The Frontier Grid Platform
Server Consolidation & Virtualization
Server Consolidation through Utilization and Virtualization
The availability of low-cost servers over the past decade has fostered a pervasive tendency among organizations to purchase computing capacity far in excess of actual demand. Studies show that aggregate server daytime utilization varies between 5-20%1. Some experts believe aggregate utilization rates fail to exceed 5% when desktops are included.2
Overcoming the Power, Space & Cooling Problem
The Frontier Enterprise Grid Platform is a great tool for reducing the power, space and cooling issues that accompany unchecked "server proliferation." By harnessing the excess capacity of existing infrastructure, Frontier can make available the 80-95% of an organization's unused computational capacity — without impacting normal operations! When HPC demand is satisfied in this way, fewer new hardware resources need to be procured and maintained, which greatly aids server consolidation efforts.
A Frontier Virtual Appliance
Additionally, the Frontier Grid Platform is available as a set of Virtual Appliances (VA), allowing easy deployment and management in virtualized environments. The Frontier Compute Engine VA can be configured to run at set times, use only a portion of available computational power, and give priority to other processes and VMs.
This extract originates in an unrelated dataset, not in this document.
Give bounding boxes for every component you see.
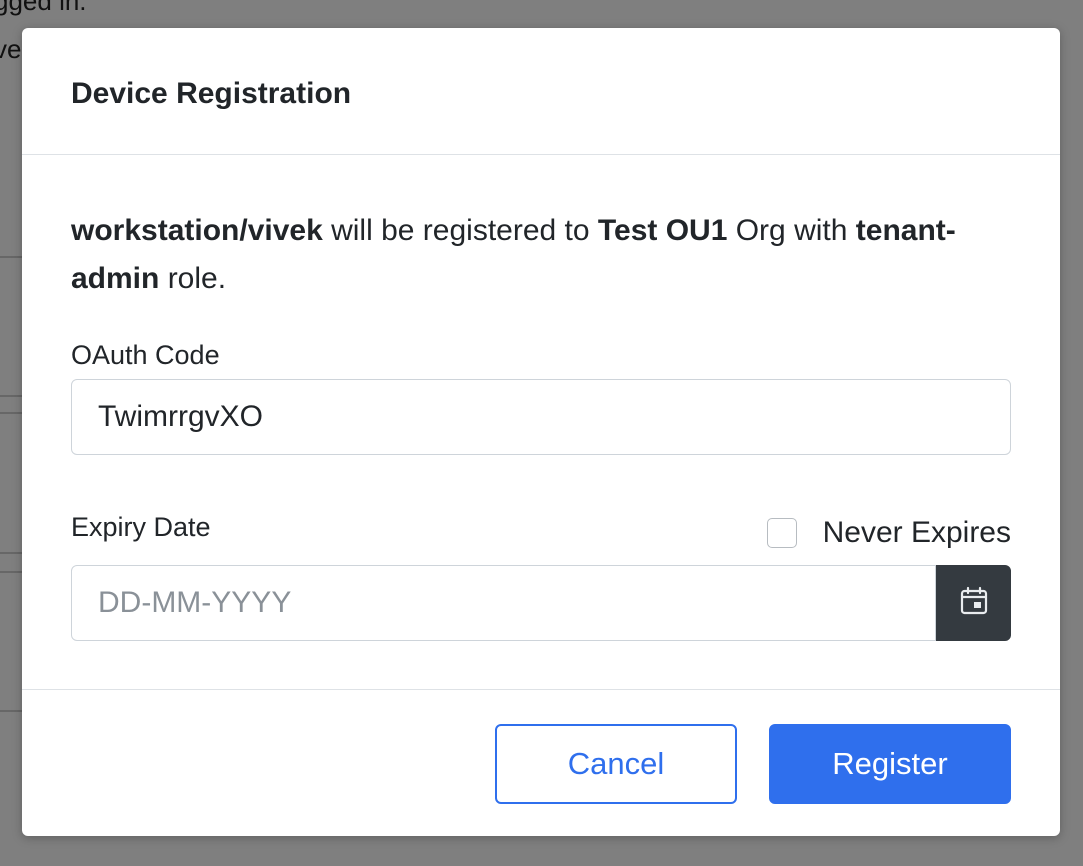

A single Frontier Server VA can manage a grid of thousands of nodes and because it is horizontally scalable, additional Frontier Server VAs can be deployed side-by-side to dynamically accommodate grids of tens of thousands of nodes. Without affecting other applications in the data center, excess capacity can be turned into supercomputing capacity.
By exposing the full capacity of an organization's computational resources, physical or virtualized, Frontier Enterprise provides HPC capacity while simultaneously reducing power, space and cooling demands.
1 Taurus - A Taxonomy of the Actual Utilization of Real UNIX and Windows Servers, David G Heap, Principal IT Consultant, IBM Enterprise Server Group, January 2003.